Sometimes I've had trouble importing large files into mysql. A shortcut is to open up your exported sql file in a text editor and copy a couple thousand lines to the clipboard and paste them into phpMyAdmin as a SQL call. Works like a charm. Just make sure to end your copy at the end of a SQL statement.
This answer builds off of arnorhs's above, which is correct- I just want to point out a much easier way to update the site urls: Just harcode the url settings into /wp-config.php.
In /wp-config.php, add this:
define('WP_HOME','http://{my site path}');
define('WP_SITEURL','http://{my site path}');
This set-and-forget will automatically update all url paths across the database no matter what data you import. It's especially useful if you are constantly importing data from another site, like in a dev-to-production publishing scenario.

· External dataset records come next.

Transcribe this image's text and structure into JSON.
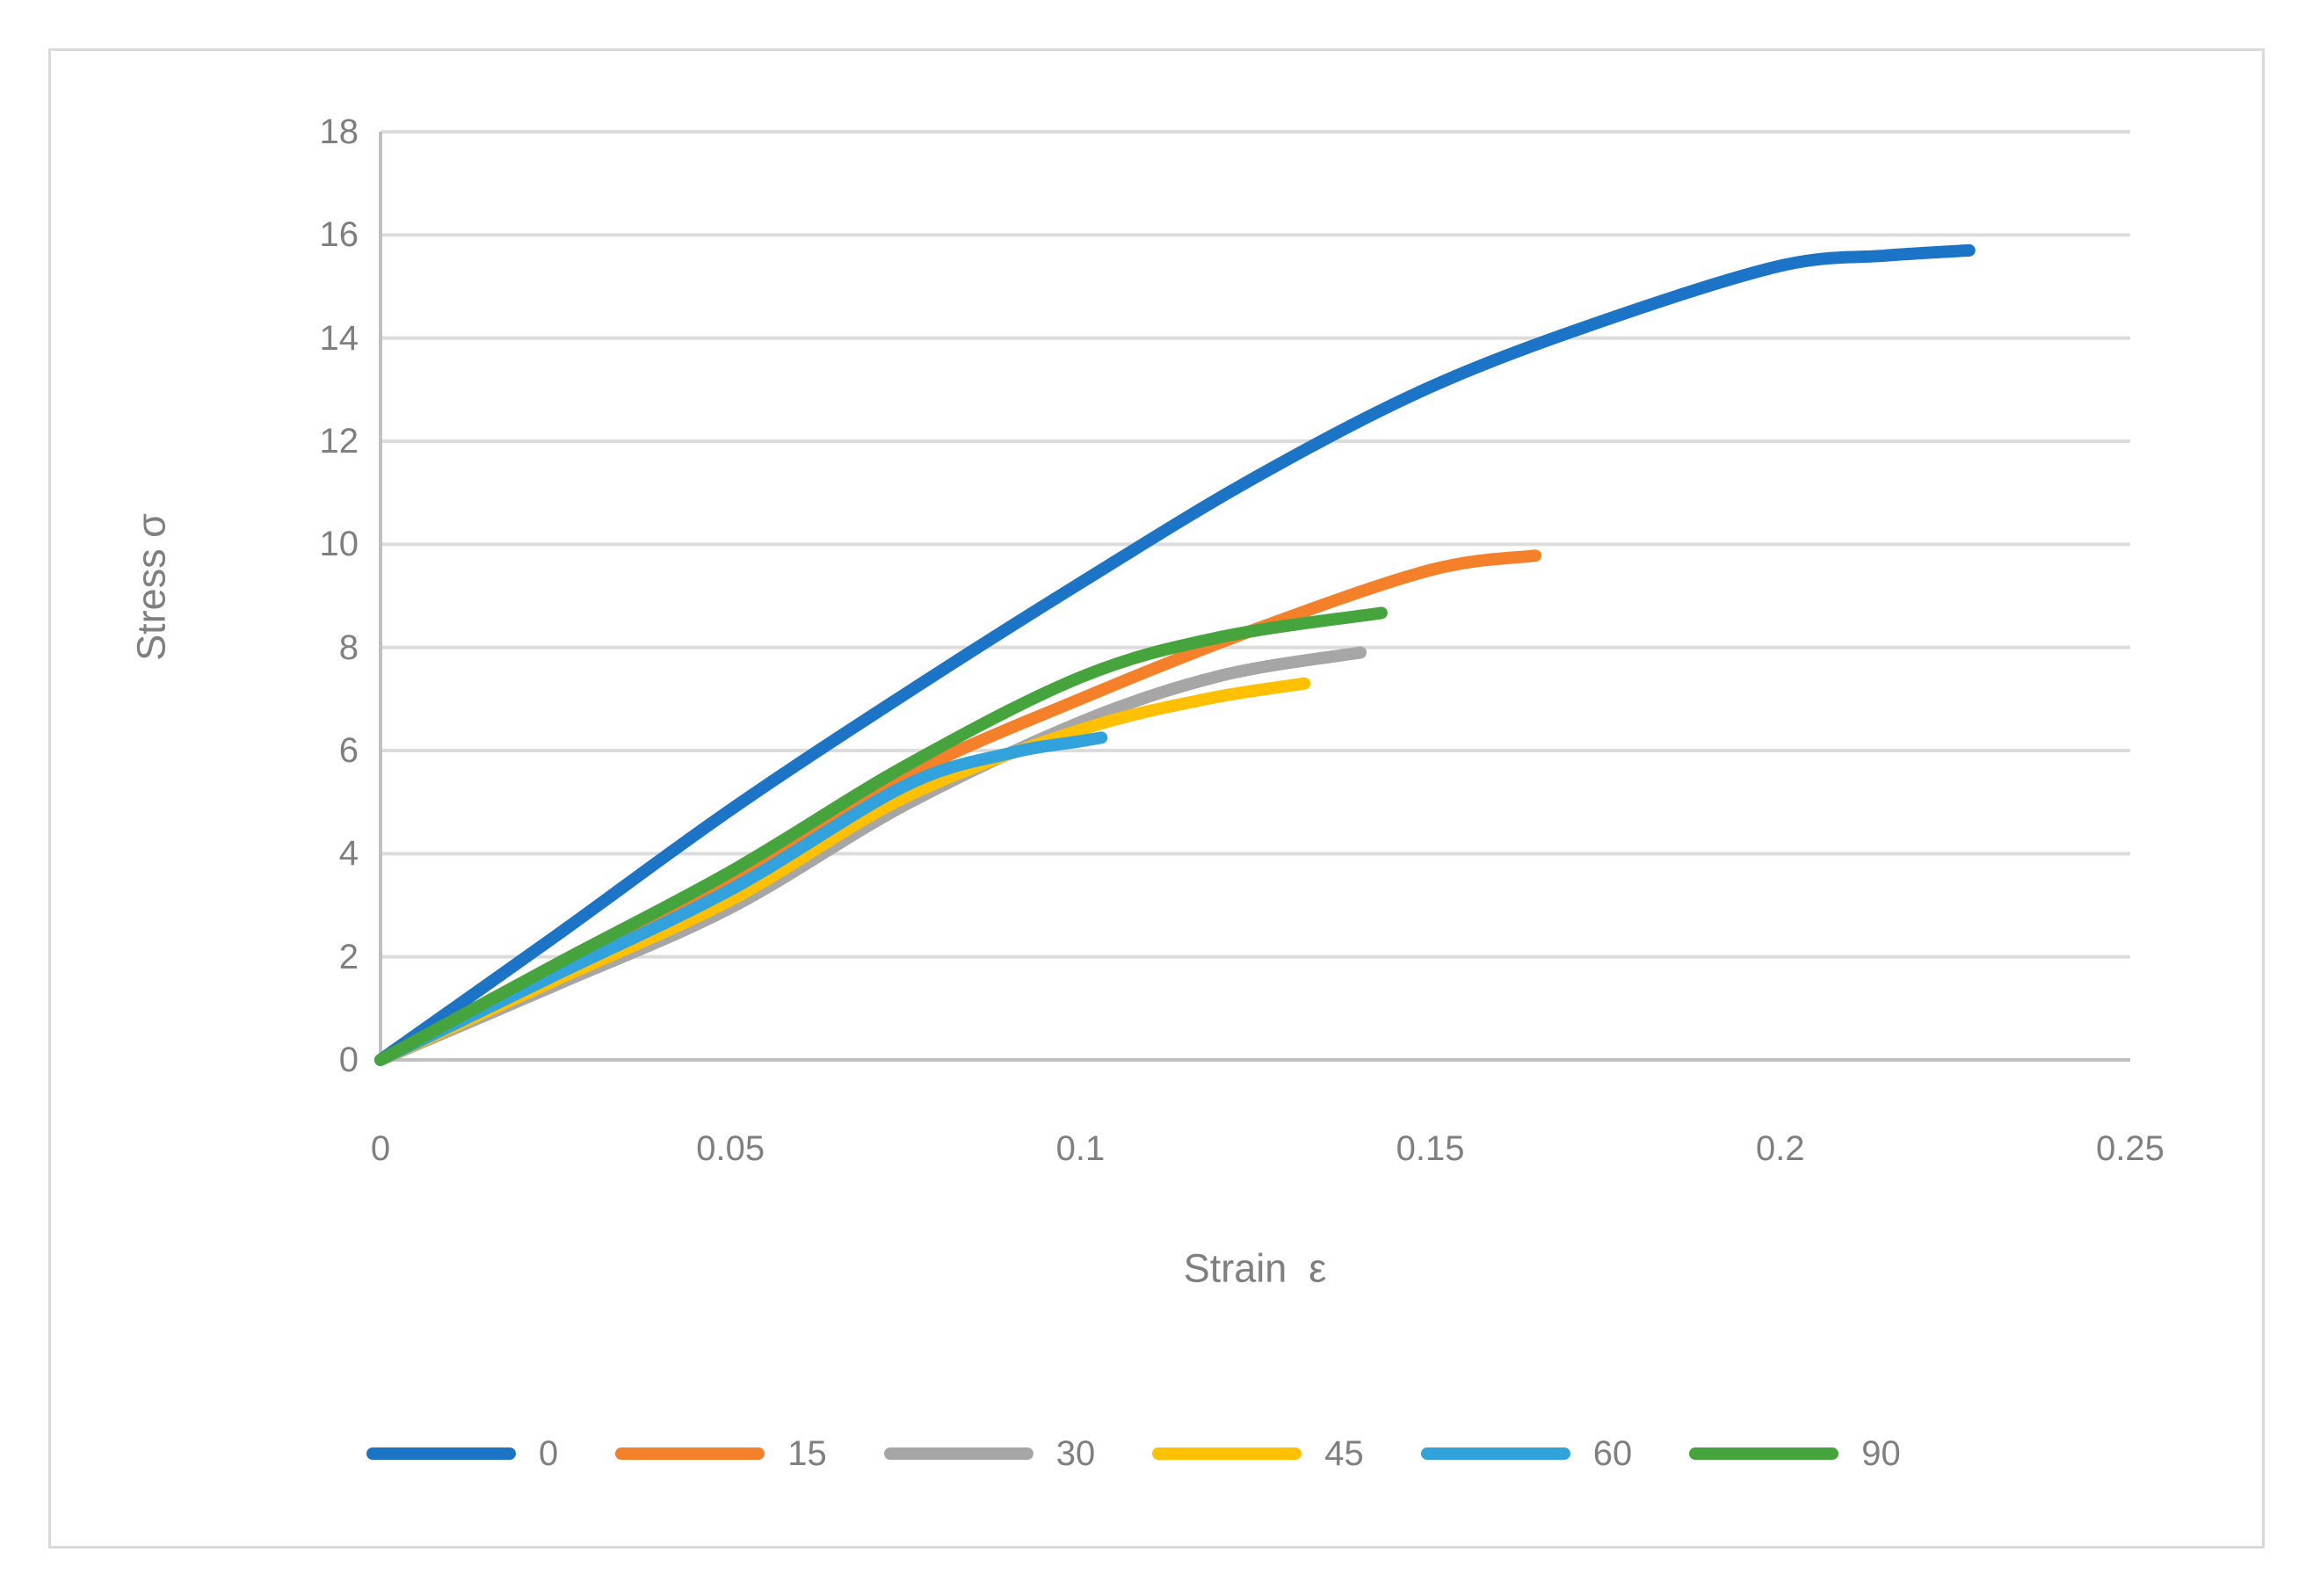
{
  "chart_data": {
    "type": "line",
    "title": "",
    "xlabel": "Strain  ε",
    "ylabel": "Stress σ",
    "xlim": [
      0,
      0.25
    ],
    "ylim": [
      0,
      18
    ],
    "x_tick_labels": [
      "0",
      "0.05",
      "0.1",
      "0.15",
      "0.2",
      "0.25"
    ],
    "x_tick_values": [
      0,
      0.05,
      0.1,
      0.15,
      0.2,
      0.25
    ],
    "y_tick_labels": [
      "0",
      "2",
      "4",
      "6",
      "8",
      "10",
      "12",
      "14",
      "16",
      "18"
    ],
    "y_tick_values": [
      0,
      2,
      4,
      6,
      8,
      10,
      12,
      14,
      16,
      18
    ],
    "grid": "horizontal",
    "legend_position": "bottom",
    "styles": {
      "gridline_color": "#DCDCDC",
      "axis_line_color": "#C0C0C0",
      "text_color": "#7F7F7F",
      "line_width": 14
    },
    "series": [
      {
        "name": "0",
        "color": "#1B74C5",
        "points": [
          [
            0,
            0
          ],
          [
            0.025,
            2.4
          ],
          [
            0.05,
            4.85
          ],
          [
            0.075,
            7.1
          ],
          [
            0.1,
            9.25
          ],
          [
            0.125,
            11.3
          ],
          [
            0.15,
            13.05
          ],
          [
            0.175,
            14.35
          ],
          [
            0.2,
            15.4
          ],
          [
            0.215,
            15.6
          ],
          [
            0.227,
            15.7
          ]
        ]
      },
      {
        "name": "15",
        "color": "#F5802A",
        "points": [
          [
            0,
            0
          ],
          [
            0.025,
            1.7
          ],
          [
            0.05,
            3.45
          ],
          [
            0.075,
            5.5
          ],
          [
            0.1,
            7.0
          ],
          [
            0.125,
            8.35
          ],
          [
            0.15,
            9.5
          ],
          [
            0.165,
            9.78
          ]
        ]
      },
      {
        "name": "30",
        "color": "#A6A6A6",
        "points": [
          [
            0,
            0
          ],
          [
            0.025,
            1.45
          ],
          [
            0.05,
            2.95
          ],
          [
            0.075,
            4.95
          ],
          [
            0.1,
            6.55
          ],
          [
            0.12,
            7.45
          ],
          [
            0.14,
            7.9
          ]
        ]
      },
      {
        "name": "45",
        "color": "#FFC000",
        "points": [
          [
            0,
            0
          ],
          [
            0.025,
            1.55
          ],
          [
            0.05,
            3.1
          ],
          [
            0.075,
            5.1
          ],
          [
            0.1,
            6.4
          ],
          [
            0.118,
            7.0
          ],
          [
            0.132,
            7.3
          ]
        ]
      },
      {
        "name": "60",
        "color": "#31A2DB",
        "points": [
          [
            0,
            0
          ],
          [
            0.025,
            1.65
          ],
          [
            0.05,
            3.3
          ],
          [
            0.075,
            5.32
          ],
          [
            0.09,
            5.95
          ],
          [
            0.1,
            6.18
          ],
          [
            0.103,
            6.25
          ]
        ]
      },
      {
        "name": "90",
        "color": "#45A43B",
        "points": [
          [
            0,
            0
          ],
          [
            0.025,
            1.85
          ],
          [
            0.05,
            3.65
          ],
          [
            0.075,
            5.7
          ],
          [
            0.1,
            7.42
          ],
          [
            0.12,
            8.2
          ],
          [
            0.143,
            8.67
          ]
        ]
      }
    ]
  }
}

(NOTE: If you ever get a server error with this, you may have to switch permalinks on/off in the admin panel to get url path changes to register)

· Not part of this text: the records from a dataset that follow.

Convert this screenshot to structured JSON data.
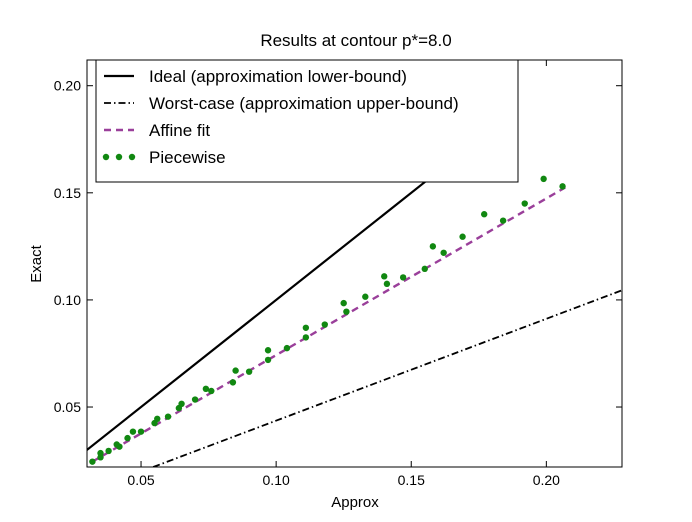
{
  "chart_data": {
    "type": "line",
    "title": "Results at contour p*=8.0",
    "xlabel": "Approx",
    "ylabel": "Exact",
    "xlim": [
      0.03,
      0.228
    ],
    "ylim": [
      0.022,
      0.212
    ],
    "xticks": [
      0.05,
      0.1,
      0.15,
      0.2
    ],
    "xtick_labels": [
      "0.05",
      "0.10",
      "0.15",
      "0.20"
    ],
    "yticks": [
      0.05,
      0.1,
      0.15,
      0.2
    ],
    "ytick_labels": [
      "0.05",
      "0.10",
      "0.15",
      "0.20"
    ],
    "grid": false,
    "legend_position": "top-left",
    "series": [
      {
        "name": "Ideal (approximation lower-bound)",
        "style": "solid",
        "color": "#000000",
        "x": [
          0.0292,
          0.157
        ],
        "y": [
          0.0292,
          0.157
        ]
      },
      {
        "name": "Worst-case (approximation upper-bound)",
        "style": "dashdot",
        "color": "#000000",
        "x": [
          0.0545,
          0.228
        ],
        "y": [
          0.022,
          0.1045
        ]
      },
      {
        "name": "Affine fit",
        "style": "dashed",
        "color": "#9a3f9a",
        "x": [
          0.032,
          0.207
        ],
        "y": [
          0.0245,
          0.1525
        ]
      },
      {
        "name": "Piecewise",
        "style": "dots",
        "color": "#118811",
        "x": [
          0.032,
          0.035,
          0.035,
          0.038,
          0.041,
          0.042,
          0.045,
          0.047,
          0.05,
          0.055,
          0.056,
          0.06,
          0.064,
          0.065,
          0.07,
          0.074,
          0.076,
          0.084,
          0.085,
          0.09,
          0.097,
          0.097,
          0.104,
          0.111,
          0.111,
          0.118,
          0.125,
          0.126,
          0.133,
          0.14,
          0.141,
          0.147,
          0.155,
          0.158,
          0.162,
          0.169,
          0.177,
          0.184,
          0.192,
          0.199,
          0.206
        ],
        "y": [
          0.0245,
          0.0265,
          0.0285,
          0.0295,
          0.0325,
          0.0315,
          0.0355,
          0.0385,
          0.0385,
          0.0425,
          0.0445,
          0.0455,
          0.0495,
          0.0515,
          0.0535,
          0.0585,
          0.0575,
          0.0615,
          0.067,
          0.0665,
          0.072,
          0.0765,
          0.0775,
          0.0825,
          0.087,
          0.0885,
          0.0985,
          0.0945,
          0.1015,
          0.111,
          0.1075,
          0.1105,
          0.1145,
          0.125,
          0.122,
          0.1295,
          0.14,
          0.137,
          0.145,
          0.1565,
          0.153
        ]
      }
    ]
  }
}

For more on this, see: Wordpress codex: Changing the Site URL
Some other notes...
If you are trying to move/replace a sites contents to another, existing site, you would:
- Only need to copy over the contents of 'themes', 'plugins', 'uploads', and 'includes/languages' folders. (Correct me if I'm wrong)
- Would want to clear out existing MyQSL data before doing your import: Select all tables and choose 'empty' in PhpMyAdmin.
Yep, one of the more hideous undocumented bugs of WordPress :(
I wrote a plugin that solves the entire problem, correctly - http://wordpress.org/extend/plugins/root-relative-urls/
Basically it will transform all links in your WordPress install to be root-relative (ie start with a "/" which are effectively equivolent to absolute urls.) And it will strip the domain from links to images and other assets as they are added to the TinyMCE editor so when you create new content it will intelligently alter those links too.
With this plugin you can then access your development site via IP address, Local Host, or any alias you want to give it. And when you do a database dump of the data or if you just use the import/export utility, your content will simply work as you'd expect in production.
It doens't work if your development environment has a different root level structure from your production environment but you can use .htaccess rewrite rules to handle that edge case - still without having to do dangerous search and replace string operations on your exported sql data.
It also doesn't work with subdomain multisite installs, but that's an even larger can of worms.